The queen can move any way in any direction. In the end, the shot Wilson took was difficult. It asked her to see through and shoot over the arms of both Thomas and Bonner. But letting Wilson take a shot is courting danger already. That building knows what it's like to watch one of the greatest scorers ever with the ball in her hands; they know exactly how this goes. When Wilson’s midrange jumper rattled in to give the Aces the lead with less than half a second remaining, the crowd’s quiet was less shock than resignation. They’d seen this coming all along. 
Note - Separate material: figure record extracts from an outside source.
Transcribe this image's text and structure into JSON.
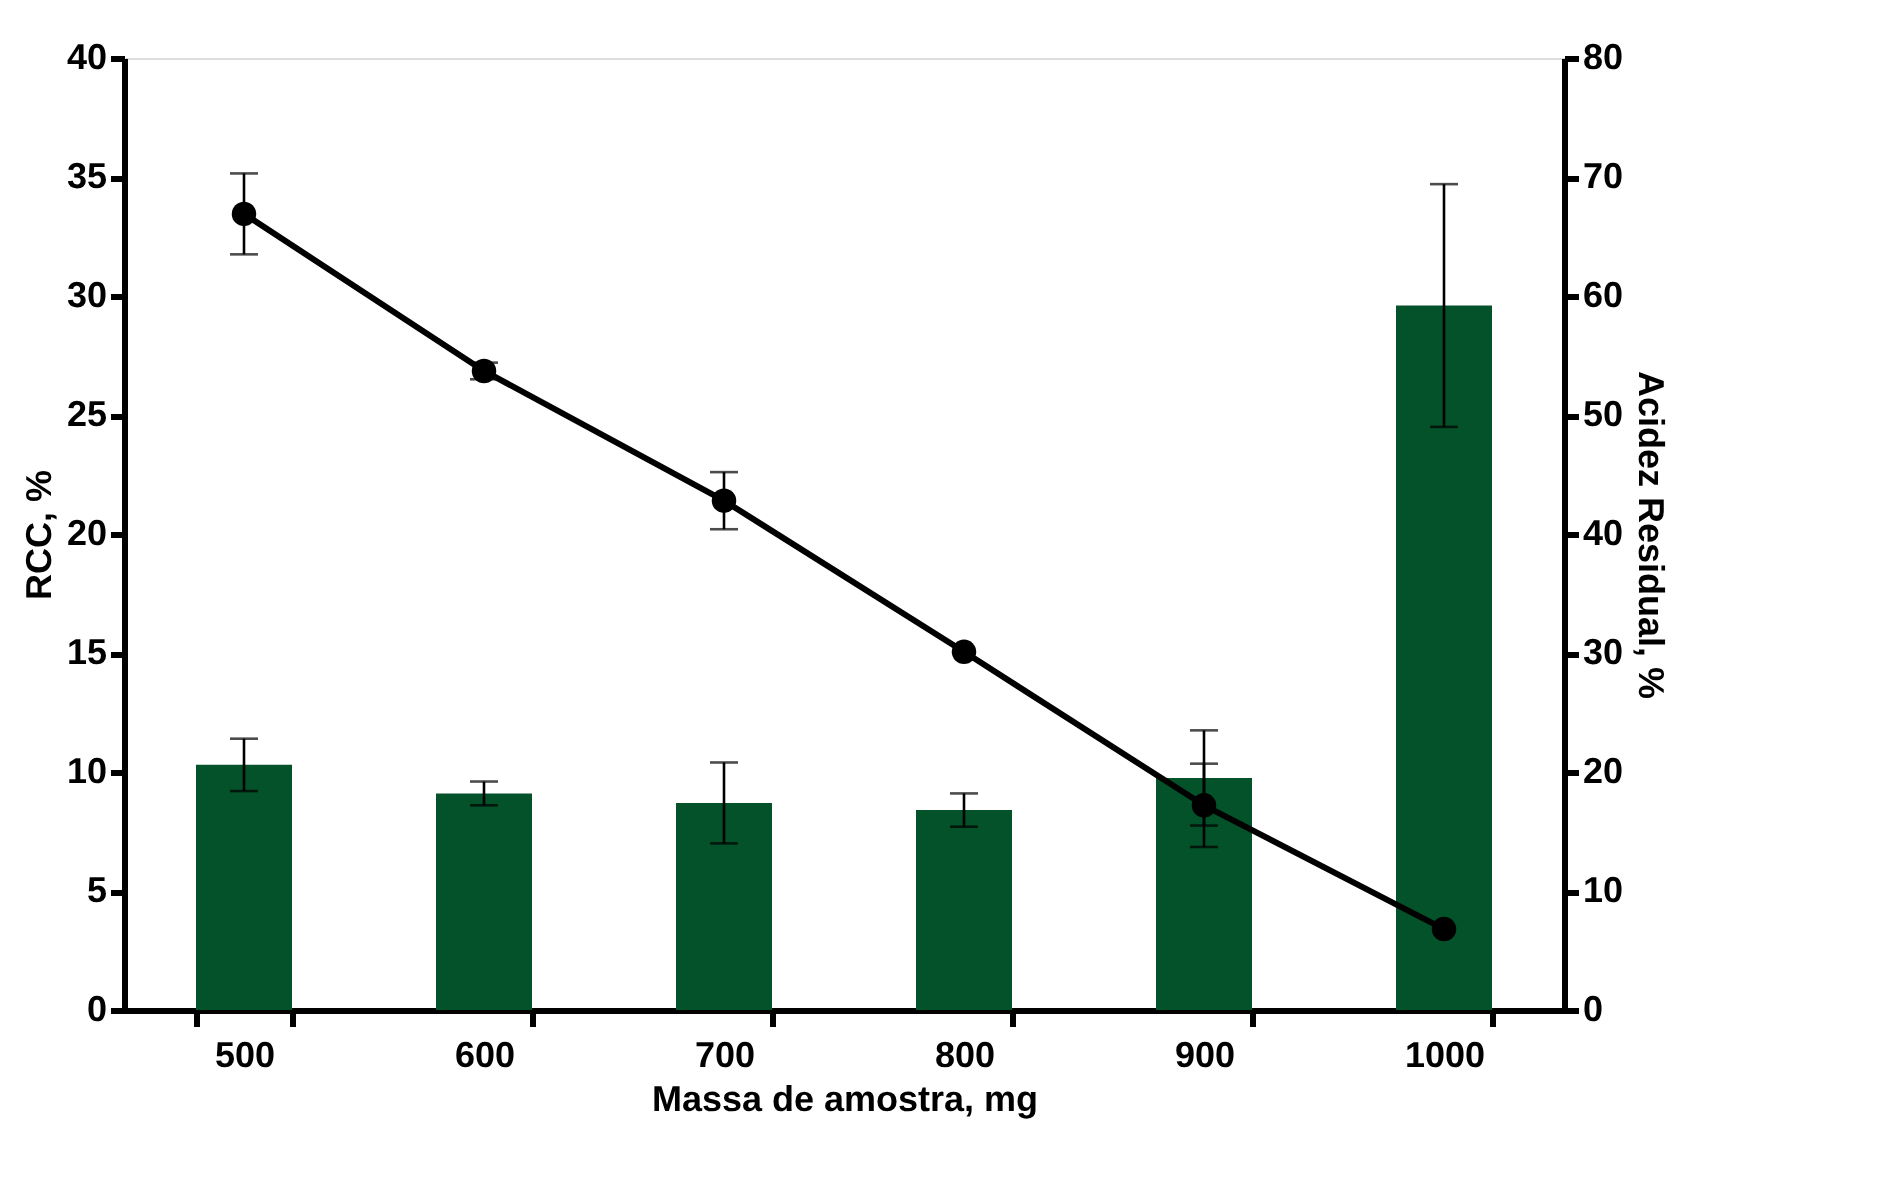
{
  "chart_data": {
    "type": "bar",
    "xlabel": "Massa de amostra, mg",
    "ylabel": "RCC, %",
    "y2label": "Acidez Residual, %",
    "categories": [
      "500",
      "600",
      "700",
      "800",
      "900",
      "1000"
    ],
    "series": [
      {
        "color": "#03522a",
        "values": [
          10.3,
          9.1,
          8.7,
          8.4,
          9.75,
          29.6
        ],
        "errors": [
          1.1,
          0.5,
          1.7,
          0.7,
          2.0,
          5.1
        ]
      },
      {
        "type": "line",
        "axis": "y2",
        "color": "#000000",
        "marker": "circle",
        "line_style": "solid",
        "values": [
          66.9,
          53.7,
          42.8,
          30.1,
          17.2,
          6.8
        ],
        "errors": [
          3.4,
          0.7,
          2.4,
          null,
          3.5,
          null
        ]
      }
    ],
    "ylim": [
      0,
      40
    ],
    "yticks": [
      0,
      5,
      10,
      15,
      20,
      25,
      30,
      35,
      40
    ],
    "y2lim": [
      0,
      80
    ],
    "y2ticks": [
      0,
      10,
      20,
      30,
      40,
      50,
      60,
      70,
      80
    ]
  }
}
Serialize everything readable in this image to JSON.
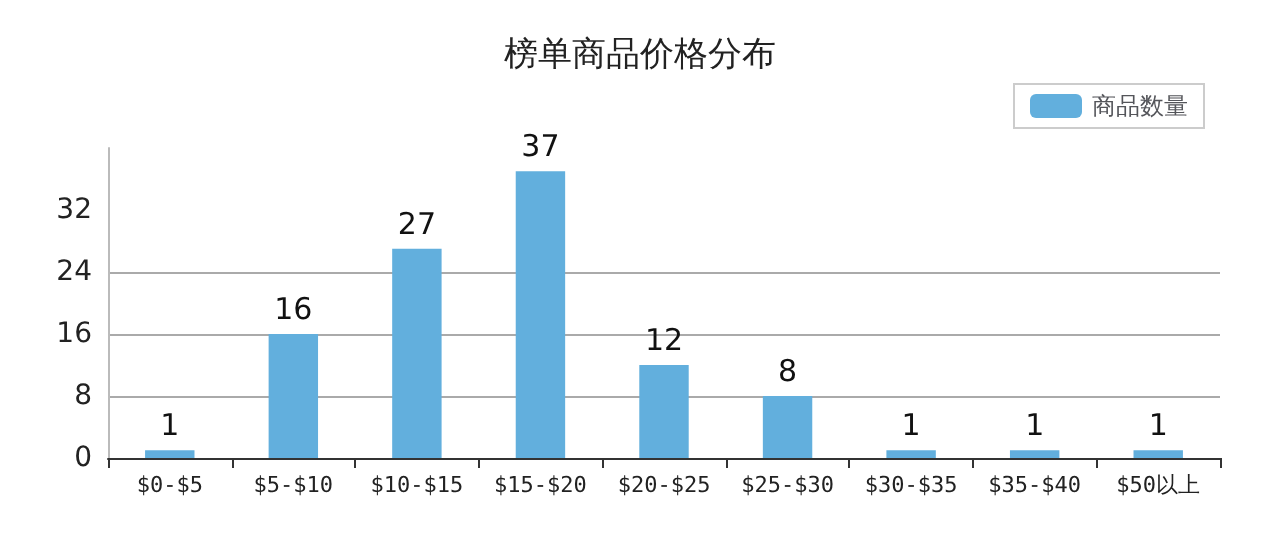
{
  "chart_data": {
    "type": "bar",
    "title": "榜单商品价格分布",
    "categories": [
      "$0-$5",
      "$5-$10",
      "$10-$15",
      "$15-$20",
      "$20-$25",
      "$25-$30",
      "$30-$35",
      "$35-$40",
      "$50以上"
    ],
    "series": [
      {
        "name": "商品数量",
        "color": "#62afdd",
        "values": [
          1,
          16,
          27,
          37,
          12,
          8,
          1,
          1,
          1
        ]
      }
    ],
    "ylim": [
      0,
      40
    ],
    "yticks": [
      0,
      8,
      16,
      24,
      32
    ],
    "grid": "y",
    "legend": "top right",
    "data_labels": true
  }
}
To their credit, Phoenix has kept a kind of cool self-belief during this series, however frustrating the close losses have been. Natasha Mack sounded confident in her play and in her team’s prospects after Mercury practice on Tuesday. It was a right she’d earned: In two losses—one close, one not—she’d been a plus in the box score, and she’d shared in the unglamorous work of trying to guard the best player in the world. At some point in our conversation, I referred to Wilson as an “impossible” defensive challenge. Mack shrugged. “Nothing’s impossible,” she said.

Three games into this series, I’m not convinced. A’ja Wilson is impossibly skilled, impossibly calm, impossibly great, impossible to stop. Her head coach looked up from the chessboard and knew she’d already won. “Give the ball to A’ja and get out of the way,” Hammon said. “That’s all the play was.”